Laugs · 22/06/2011 13:59

This is all very interesting!

blindmansmuff Was your comment to me directly? We are in the position where we can't actually move anywhere unless we get a certain offer, so there is no chance we'd accept an offer 30% below the asking price. Though I do think the estate agent may have inflated the price. We actually went on below what they suggested in order to be more competitive, and I would expect to sell it below that, but who knows really? There seems to be a lot of guess work involved! We're not desperate to move anyway - luckily! - but there are just far fewer people viewing around here than you are talking about. I've never heard of anyone having that number of viewings.

OP posts:
Ragwort · 22/06/2011 14:04

We sold for 3% below asking price and bought for 3% below - although we were very lucky as house price had already dropped from when we first viewed it so in effect was 15% below original price (if that makes sense Grin).

Mahraih · 22/06/2011 21:04

We've just bought for 15% below asking price. We would have paid full asking, simply because it's a great house for us, in the perfect area.

We bought for a lot more than it was sold for since it was built in 1996 (of course). But we made sure to buy somewhere we can make lots of good changes. Also we are in SE London and the area is about to join the tube map, so everything will go up. So, relatively confident the value will hold ... fingers tightly crossed

blindmansmuff · 25/06/2011 07:41

Laugs no not you personally I just meant in general that over or under asking price doesn't mean much because houses can be over or competitively valued.

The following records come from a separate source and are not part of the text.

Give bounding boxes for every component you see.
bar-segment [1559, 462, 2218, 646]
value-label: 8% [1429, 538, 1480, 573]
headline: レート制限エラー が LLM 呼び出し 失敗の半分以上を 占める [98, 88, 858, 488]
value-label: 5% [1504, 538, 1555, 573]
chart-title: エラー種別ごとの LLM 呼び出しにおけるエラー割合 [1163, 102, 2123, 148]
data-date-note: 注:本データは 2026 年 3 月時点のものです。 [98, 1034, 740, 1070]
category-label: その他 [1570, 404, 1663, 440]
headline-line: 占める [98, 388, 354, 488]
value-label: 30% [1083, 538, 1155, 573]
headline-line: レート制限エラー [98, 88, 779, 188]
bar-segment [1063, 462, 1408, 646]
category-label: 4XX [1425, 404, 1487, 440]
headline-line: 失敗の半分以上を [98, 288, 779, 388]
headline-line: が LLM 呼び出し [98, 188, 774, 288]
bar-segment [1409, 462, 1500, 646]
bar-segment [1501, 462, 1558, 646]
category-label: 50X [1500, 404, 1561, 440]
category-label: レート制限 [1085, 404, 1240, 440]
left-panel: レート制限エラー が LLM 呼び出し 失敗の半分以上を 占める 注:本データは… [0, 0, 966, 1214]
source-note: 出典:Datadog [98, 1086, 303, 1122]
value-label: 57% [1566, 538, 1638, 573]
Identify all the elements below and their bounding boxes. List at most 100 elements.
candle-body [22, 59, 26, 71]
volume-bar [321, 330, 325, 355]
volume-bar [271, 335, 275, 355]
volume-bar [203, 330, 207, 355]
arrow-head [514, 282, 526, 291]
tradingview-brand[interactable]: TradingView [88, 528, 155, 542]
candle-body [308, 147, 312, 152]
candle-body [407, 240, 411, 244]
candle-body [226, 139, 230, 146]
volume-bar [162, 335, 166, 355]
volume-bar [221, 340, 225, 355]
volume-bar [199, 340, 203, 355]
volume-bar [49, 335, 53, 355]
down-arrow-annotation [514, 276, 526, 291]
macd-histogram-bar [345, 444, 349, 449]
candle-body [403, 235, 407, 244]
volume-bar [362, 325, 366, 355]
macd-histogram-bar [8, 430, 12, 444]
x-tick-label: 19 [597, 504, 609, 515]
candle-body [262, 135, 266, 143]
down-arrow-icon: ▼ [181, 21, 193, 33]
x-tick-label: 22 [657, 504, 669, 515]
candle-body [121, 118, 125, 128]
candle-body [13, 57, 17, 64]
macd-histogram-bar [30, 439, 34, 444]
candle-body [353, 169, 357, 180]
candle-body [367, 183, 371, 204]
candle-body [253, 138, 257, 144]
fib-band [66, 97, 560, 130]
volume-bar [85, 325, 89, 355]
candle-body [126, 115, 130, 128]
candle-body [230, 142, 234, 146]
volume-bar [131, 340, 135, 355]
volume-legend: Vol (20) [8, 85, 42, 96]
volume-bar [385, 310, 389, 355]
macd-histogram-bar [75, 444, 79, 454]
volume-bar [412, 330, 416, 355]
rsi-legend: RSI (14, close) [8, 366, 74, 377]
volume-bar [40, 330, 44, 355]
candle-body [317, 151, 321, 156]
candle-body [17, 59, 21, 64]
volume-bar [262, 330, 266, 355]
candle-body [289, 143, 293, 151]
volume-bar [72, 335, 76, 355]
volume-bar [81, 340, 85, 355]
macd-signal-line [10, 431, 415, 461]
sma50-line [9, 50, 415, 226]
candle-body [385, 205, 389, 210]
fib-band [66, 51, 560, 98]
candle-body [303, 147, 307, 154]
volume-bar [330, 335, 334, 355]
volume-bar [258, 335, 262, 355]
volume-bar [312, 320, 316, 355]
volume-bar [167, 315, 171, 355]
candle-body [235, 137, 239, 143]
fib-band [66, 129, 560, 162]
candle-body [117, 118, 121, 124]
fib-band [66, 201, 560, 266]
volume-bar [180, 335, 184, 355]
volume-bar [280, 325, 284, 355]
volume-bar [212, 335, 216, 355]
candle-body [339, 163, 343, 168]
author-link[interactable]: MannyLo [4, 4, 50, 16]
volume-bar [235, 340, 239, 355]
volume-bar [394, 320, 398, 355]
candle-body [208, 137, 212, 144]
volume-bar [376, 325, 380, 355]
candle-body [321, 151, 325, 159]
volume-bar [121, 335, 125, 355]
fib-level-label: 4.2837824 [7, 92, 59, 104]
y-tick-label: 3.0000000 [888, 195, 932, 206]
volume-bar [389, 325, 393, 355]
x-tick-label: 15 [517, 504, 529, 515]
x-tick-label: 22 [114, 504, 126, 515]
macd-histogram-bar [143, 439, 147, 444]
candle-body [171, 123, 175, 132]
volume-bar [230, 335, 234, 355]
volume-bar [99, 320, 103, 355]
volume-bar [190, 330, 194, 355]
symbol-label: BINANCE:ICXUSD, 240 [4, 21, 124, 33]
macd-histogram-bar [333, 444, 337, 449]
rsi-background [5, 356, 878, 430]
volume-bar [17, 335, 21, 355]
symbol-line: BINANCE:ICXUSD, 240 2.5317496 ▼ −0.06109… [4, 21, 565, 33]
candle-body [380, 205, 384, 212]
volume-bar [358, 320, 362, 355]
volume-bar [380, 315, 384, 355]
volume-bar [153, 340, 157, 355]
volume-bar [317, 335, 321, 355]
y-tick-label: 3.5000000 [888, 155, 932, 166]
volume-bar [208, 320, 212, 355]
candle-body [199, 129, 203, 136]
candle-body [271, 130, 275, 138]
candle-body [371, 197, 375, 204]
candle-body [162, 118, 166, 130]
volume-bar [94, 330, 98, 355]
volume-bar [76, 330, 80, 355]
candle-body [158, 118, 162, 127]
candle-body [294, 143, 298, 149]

We've had a load more viewings and another offer of 15k under. I just wouldn't sell for that. I can't quite believe what I've just done but I had Foxtons over for a valuation and they want to put it on at a much higher price to get the extra 15. I've always disliked them but they do have a very slick set up, brilliant website, work evenings, etc. Am now in quandry over sacking my lovely, chummy but rather useless agent.